Corona-Hotspot Elsass: Wie sich das Virus ausbreiten konnte

Das Elsass gilt als Epizentrum der Coronavirus-Pandemie. Jetzt fühlt sich die evangelikale Gemeinde bedroht, denn während ihrer Woche des Fastens und Betens vom 17. bis 21. Februar in Mühlhausen konnte sich das Virus unter den 2500 Gläubigen ideal ausbreiten.

Vom  Elsass nach Frankreich und in die Schweiz, da viele Elsässer zur Arbeit im Dreiländereck nach Basel pendeln.

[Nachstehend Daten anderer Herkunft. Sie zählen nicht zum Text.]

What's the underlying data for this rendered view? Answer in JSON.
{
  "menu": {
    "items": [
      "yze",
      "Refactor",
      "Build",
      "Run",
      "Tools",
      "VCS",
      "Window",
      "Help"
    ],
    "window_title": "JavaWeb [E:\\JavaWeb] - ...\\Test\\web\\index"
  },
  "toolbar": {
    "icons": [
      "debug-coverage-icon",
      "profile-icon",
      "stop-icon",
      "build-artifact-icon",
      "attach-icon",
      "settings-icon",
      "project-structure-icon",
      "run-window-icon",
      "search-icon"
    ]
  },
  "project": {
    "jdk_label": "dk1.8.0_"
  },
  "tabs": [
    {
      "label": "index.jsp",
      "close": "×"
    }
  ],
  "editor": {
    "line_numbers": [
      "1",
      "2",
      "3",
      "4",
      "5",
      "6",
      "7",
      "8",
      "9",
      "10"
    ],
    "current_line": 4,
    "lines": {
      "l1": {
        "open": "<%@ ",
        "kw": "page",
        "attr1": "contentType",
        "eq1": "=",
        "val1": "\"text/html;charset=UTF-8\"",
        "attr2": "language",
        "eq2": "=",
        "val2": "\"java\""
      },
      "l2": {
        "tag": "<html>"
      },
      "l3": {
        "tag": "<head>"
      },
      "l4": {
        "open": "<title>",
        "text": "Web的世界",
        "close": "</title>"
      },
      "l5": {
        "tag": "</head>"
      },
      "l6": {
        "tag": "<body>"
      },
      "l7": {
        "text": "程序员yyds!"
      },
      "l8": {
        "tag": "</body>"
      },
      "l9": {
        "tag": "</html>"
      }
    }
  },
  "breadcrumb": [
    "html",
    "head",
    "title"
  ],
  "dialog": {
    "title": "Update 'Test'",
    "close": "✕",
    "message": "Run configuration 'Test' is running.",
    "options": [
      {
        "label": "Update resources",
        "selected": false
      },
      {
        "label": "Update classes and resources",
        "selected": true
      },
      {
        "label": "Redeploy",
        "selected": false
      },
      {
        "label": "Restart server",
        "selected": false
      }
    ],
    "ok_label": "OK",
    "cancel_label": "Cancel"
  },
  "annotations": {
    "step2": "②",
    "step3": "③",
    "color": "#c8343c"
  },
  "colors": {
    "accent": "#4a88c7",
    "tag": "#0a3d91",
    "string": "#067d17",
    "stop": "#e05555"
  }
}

Als Pharmamitarbeiter, Krankenschwestern, Supermarktkassierinnen und Bauarbeiter.

In Mühlhausen (Mulhouse), einer Stadt mit 110.000 Einwohnern ist nichts mehr wie früher. In dieser Region Grand Est müssen sich Verwandte von ihren erkrankten Onkeln, Tanten und Großmüttern verabschieden. „Viele werden einander nie wiedersehen. Das ist so traurig“, klagte die Köchin Helene im TV. Denn mangels Intensivbetten wurden und werden viele Kranke in andere Krankenhäuser in Frankreich ausgeflogen.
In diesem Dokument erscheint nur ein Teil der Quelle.